Eyebrow Transplantation
Eyebrow Transplantation is the permanent and beautiful way to enhance your appearance with affordable cosmetic procedure in single visit.
Why eyebrow transplantation works?
The technique for eyebrow transplantation is similar to the artistry and the permanence of hair transplantation. The fast and effective procedure takes only two to three hours. The technique involves taking a small amount of hair from permanent donor area and transplanting them to the eyebrow region. The state-of-the-art follicular unit hair transplantation technique used for the procedure looks natural and is virtually undetectable with the transplanted hairs blending right in with the existing brow. This is a highly artistic procedure in which a brow is individually designed just for you based on your facial type, your features, and what you personally want to achieve.
Surgical Techniques
The surgeon and patient assist in drawing the outline of the eyebrow with marking in the sitting position. Matching the size of existing eyebrow with donor hair is done with micro caliber whenever possible. The donor site is selected from the mid-occipital area to match the caliber of the existing brow (it is least likely to turn gray). The number of grafts depends on the size and feature of the intended reconstruction of the brow. On average 100 to 300 single hair grafts are transplanted on each side. The donor hairs are trimmed 1 cm long. Open technique donor harvesting is applied to minimize transection and the wound is closed with trichophytic donor closure by deepithelized lower edge in single layer using absorbable sutures.
The single hair grafts are carefully dissected under 10 times magnification microscope. Ultra skinny single follicular unit grafts were trimmed out the fat and tissue around the hair shaft but remained outer root sheath to accommodate 23 G needles and sometimes 24, 25 G needles for easy insertion and dense packing. These single hair grafts have not been further partitioned. Follicular units that contain more than two hairs are longitudinally sectioned into one-hair unit. The brow is cleansed with Betadine and anesthetized with 1% Xylocaine with epinephrine. No tumescent fluid is needed in this region. It is preferable to use 3 times magnification loupes performing simultaneous 23G needle stick-and-place in flat angle and dense packing of grafts. This planting technique in these size sites is easily accomplished after training.

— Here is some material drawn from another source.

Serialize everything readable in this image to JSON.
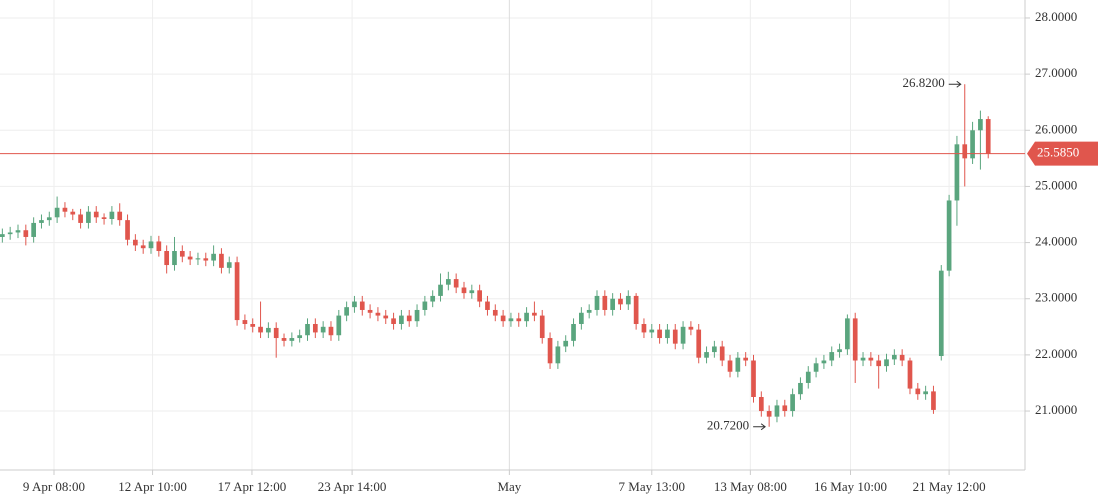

Insertion of the grafts is crucial. Thus the surgeon must insert the grafts with the current of the hair shaft in alignment with the axis of the brow; otherwise the hair will flow out of the axis result in an unnatural look. The eyebrow is divided into three portions to help determine how many sticks need to be made in each segment for uniform density and symmetry. When the needle is inserted, the direction in superior edge of medial third will direct down below to the brow axis instead of upward as in the normal anatomy. This modification is needed because the transplanted hairs are thicker than normal eyebrow hairs. Transplanting hairs in an upward direction in the medial part produces growth that may be unnatural. For the other two portions, the plan is to have hairs converge to each other and the needle is inserted in an acute angle to almost flat. The medial and middle portion is transplanted more densely. The lateral border is feathered superiorly and inferiorly. In addition, the borders of the eyebrow must be irregular with finer caliber hairs transplanted in the peripheral area. Just prior to completion the patient examines the transplanted eyebrows to see if any adjustment is needed.
Postoperative Care
Antibiotic eye ointment is used without any dressing for 10 days to help control the hair angle flat to the skin and prevent infection during the wound healing process. Compress dressing used to be done to keep the angle flat, but the results showed no difference.
Bruising and mild puffiness over the upper eyelid usually lasts for 3-4 days. Most eyebrow transplants do not shed and continue to grow in contrast to scalp hairs - thus they need trimming once a week. If the patient requires more density, a time frame of at least 6 months is recommended.